2.8 Euclidean, Hyperbolic, and Elliptic Geometries  Printout
 There is no branch of mathematics, however abstract, which may not some day be applied to phenomena of the real world.
—Nikolai Lobachevsky (1793–1856)

Euclidean Parallel Postulate. Through a point not on a line there is exactly one line parallel to the given line.

Hyperbolic Parallel Postulate. Through a point not on a line there is more than one line parallel to the given line.

Elliptic Parallel Postulate. Any two lines intersect in at least one point.

      Prior to the discovery of non-Euclidean geometries, Euclid's postulates were viewed as absolute truth, not as mere assumptions. Several philosophical questions arose from the discovery of non-Euclidean geometries. What is truth? Which geometry is the correct geometry? Is the physical world Euclidean or non-Euclidean? The view now is that the truth or correctness of the geometry depends on the axiomatic system used.
      The third question was investigated by Carl Friedrich Gauss (1777–1855) by measuring the angles formed by a triangle determined by three mountain peaks, to see whether or not the sum of the measures of the angles of a triangle is 180°. Nicolai Lobachevsky (1793–1856) considered astronomical distances for triangles. The errors in their results for the sum of the measures of the angles of a triangle were within expected measurement error. To further complicate the problem, Henri Poincaré (1854–1912) pointed out that when performing an experiment in the physical world, an experimenter also makes assumptions. For example, how can an experimenter know for sure whether light rays travel in a straight line or follow a curved path?
      The question still remains: Which geometry should be used when modeling the physical world? The answer depends on what problem is being modeled. Poincaré's view was that the experimenter should choose the geometry that is the most "convenient"; that is, make the choice based on the facts of the experiment in such a manner that contradictions are avoided. Euclidean geometry is generally used in surveying, engineering, architecture, and navigation for short distances; whereas, for large distances over the surface of the globe spherical geometry is used. Experiments have indicated that binocular vision is hyperbolic in nature. When asked to place light sources at the midpoints of the sides of a triangle determined by three light sources viewed from a horizontal plane, subjects in an experiment usually placed the light sources such that the sides curved inward. (See Ogle's article in Science 9 March 1962.) In his study of relativity, Albert Einstein (1879–1955) used a form of Riemannian geometry based on a generalization of elliptic geometry to higher dimensions in which geometric properties vary from point to point. Relativity theory implies that the universe is Euclidean, hyperbolic, or elliptic depending on whether the universe contains an equal, more, or less amount of matter and energy than a certain fixed amount.

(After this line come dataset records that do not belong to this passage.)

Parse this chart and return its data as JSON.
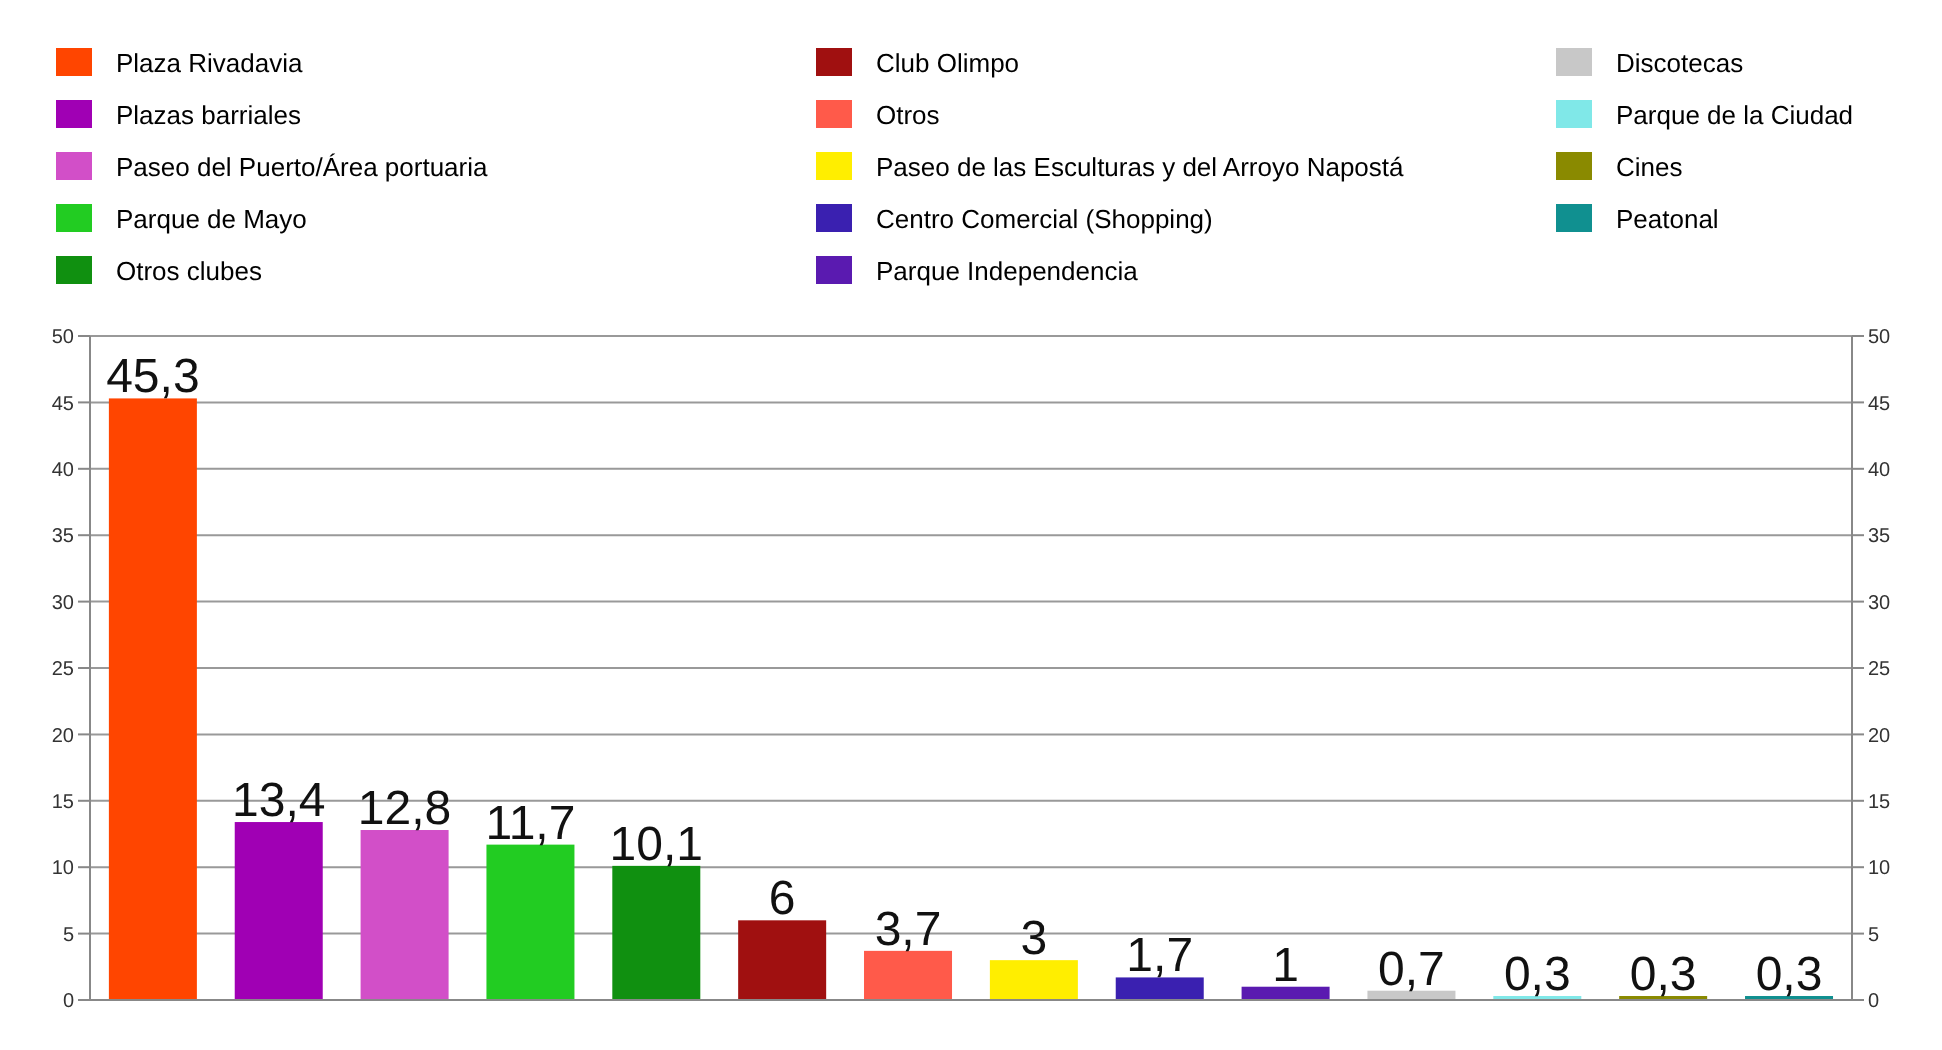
{
  "chart_data": {
    "type": "bar",
    "categories": [
      null,
      null,
      null,
      null,
      null,
      null,
      null,
      null,
      null,
      null,
      null,
      null,
      null,
      null
    ],
    "series": [
      {
        "name": "Plaza Rivadavia",
        "color": "#ff4500",
        "values": [
          45.3,
          null,
          null,
          null,
          null,
          null,
          null,
          null,
          null,
          null,
          null,
          null,
          null,
          null
        ],
        "value_labels": [
          "45,3",
          null,
          null,
          null,
          null,
          null,
          null,
          null,
          null,
          null,
          null,
          null,
          null,
          null
        ]
      },
      {
        "name": "Plazas barriales",
        "color": "#a000b4",
        "values": [
          null,
          13.4,
          null,
          null,
          null,
          null,
          null,
          null,
          null,
          null,
          null,
          null,
          null,
          null
        ],
        "value_labels": [
          null,
          "13,4",
          null,
          null,
          null,
          null,
          null,
          null,
          null,
          null,
          null,
          null,
          null,
          null
        ]
      },
      {
        "name": "Paseo del Puerto/Área portuaria",
        "color": "#d24fc8",
        "values": [
          null,
          null,
          12.8,
          null,
          null,
          null,
          null,
          null,
          null,
          null,
          null,
          null,
          null,
          null
        ],
        "value_labels": [
          null,
          null,
          "12,8",
          null,
          null,
          null,
          null,
          null,
          null,
          null,
          null,
          null,
          null,
          null
        ]
      },
      {
        "name": "Parque de Mayo",
        "color": "#22cc22",
        "values": [
          null,
          null,
          null,
          11.7,
          null,
          null,
          null,
          null,
          null,
          null,
          null,
          null,
          null,
          null
        ],
        "value_labels": [
          null,
          null,
          null,
          "11,7",
          null,
          null,
          null,
          null,
          null,
          null,
          null,
          null,
          null,
          null
        ]
      },
      {
        "name": "Otros clubes",
        "color": "#109010",
        "values": [
          null,
          null,
          null,
          null,
          10.1,
          null,
          null,
          null,
          null,
          null,
          null,
          null,
          null,
          null
        ],
        "value_labels": [
          null,
          null,
          null,
          null,
          "10,1",
          null,
          null,
          null,
          null,
          null,
          null,
          null,
          null,
          null
        ]
      },
      {
        "name": "Club Olimpo",
        "color": "#a01010",
        "values": [
          null,
          null,
          null,
          null,
          null,
          6,
          null,
          null,
          null,
          null,
          null,
          null,
          null,
          null
        ],
        "value_labels": [
          null,
          null,
          null,
          null,
          null,
          "6",
          null,
          null,
          null,
          null,
          null,
          null,
          null,
          null
        ]
      },
      {
        "name": "Otros",
        "color": "#ff5a4a",
        "values": [
          null,
          null,
          null,
          null,
          null,
          null,
          3.7,
          null,
          null,
          null,
          null,
          null,
          null,
          null
        ],
        "value_labels": [
          null,
          null,
          null,
          null,
          null,
          null,
          "3,7",
          null,
          null,
          null,
          null,
          null,
          null,
          null
        ]
      },
      {
        "name": "Paseo de las Esculturas y del Arroyo Napostá",
        "color": "#ffee00",
        "values": [
          null,
          null,
          null,
          null,
          null,
          null,
          null,
          3,
          null,
          null,
          null,
          null,
          null,
          null
        ],
        "value_labels": [
          null,
          null,
          null,
          null,
          null,
          null,
          null,
          "3",
          null,
          null,
          null,
          null,
          null,
          null
        ]
      },
      {
        "name": "Centro Comercial (Shopping)",
        "color": "#3a20b0",
        "values": [
          null,
          null,
          null,
          null,
          null,
          null,
          null,
          null,
          1.7,
          null,
          null,
          null,
          null,
          null
        ],
        "value_labels": [
          null,
          null,
          null,
          null,
          null,
          null,
          null,
          null,
          "1,7",
          null,
          null,
          null,
          null,
          null
        ]
      },
      {
        "name": "Parque Independencia",
        "color": "#5a1ab0",
        "values": [
          null,
          null,
          null,
          null,
          null,
          null,
          null,
          null,
          null,
          1,
          null,
          null,
          null,
          null
        ],
        "value_labels": [
          null,
          null,
          null,
          null,
          null,
          null,
          null,
          null,
          null,
          "1",
          null,
          null,
          null,
          null
        ]
      },
      {
        "name": "Discotecas",
        "color": "#c8c8c8",
        "values": [
          null,
          null,
          null,
          null,
          null,
          null,
          null,
          null,
          null,
          null,
          0.7,
          null,
          null,
          null
        ],
        "value_labels": [
          null,
          null,
          null,
          null,
          null,
          null,
          null,
          null,
          null,
          null,
          "0,7",
          null,
          null,
          null
        ]
      },
      {
        "name": "Parque de la Ciudad",
        "color": "#80e8e8",
        "values": [
          null,
          null,
          null,
          null,
          null,
          null,
          null,
          null,
          null,
          null,
          null,
          0.3,
          null,
          null
        ],
        "value_labels": [
          null,
          null,
          null,
          null,
          null,
          null,
          null,
          null,
          null,
          null,
          null,
          "0,3",
          null,
          null
        ]
      },
      {
        "name": "Cines",
        "color": "#8a8a00",
        "values": [
          null,
          null,
          null,
          null,
          null,
          null,
          null,
          null,
          null,
          null,
          null,
          null,
          0.3,
          null
        ],
        "value_labels": [
          null,
          null,
          null,
          null,
          null,
          null,
          null,
          null,
          null,
          null,
          null,
          null,
          "0,3",
          null
        ]
      },
      {
        "name": "Peatonal",
        "color": "#109090",
        "values": [
          null,
          null,
          null,
          null,
          null,
          null,
          null,
          null,
          null,
          null,
          null,
          null,
          null,
          0.3
        ],
        "value_labels": [
          null,
          null,
          null,
          null,
          null,
          null,
          null,
          null,
          null,
          null,
          null,
          null,
          null,
          "0,3"
        ]
      }
    ],
    "ylim": [
      0,
      50
    ],
    "yticks": [
      0,
      5,
      10,
      15,
      20,
      25,
      30,
      35,
      40,
      45,
      50
    ],
    "y2lim": [
      0,
      50
    ],
    "y2ticks": [
      0,
      5,
      10,
      15,
      20,
      25,
      30,
      35,
      40,
      45,
      50
    ],
    "grid": "y",
    "legend": "top"
  }
}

Exercise 2.80. Discuss the questions. Is the physical world Euclidean, hyperbolic, or elliptic? How could you prove the answer to the question? Could the physical world be proved to be hyperbolic or elliptic, but not Euclidean?

If only it could be proved...that "there is a Triangle whose angles are together not less than two right angles"! But, alas, that is an ignis fatuus that has never yet been caught!
—Charles Lutwidge Dodgson (Lewis Carroll) (1832–1898)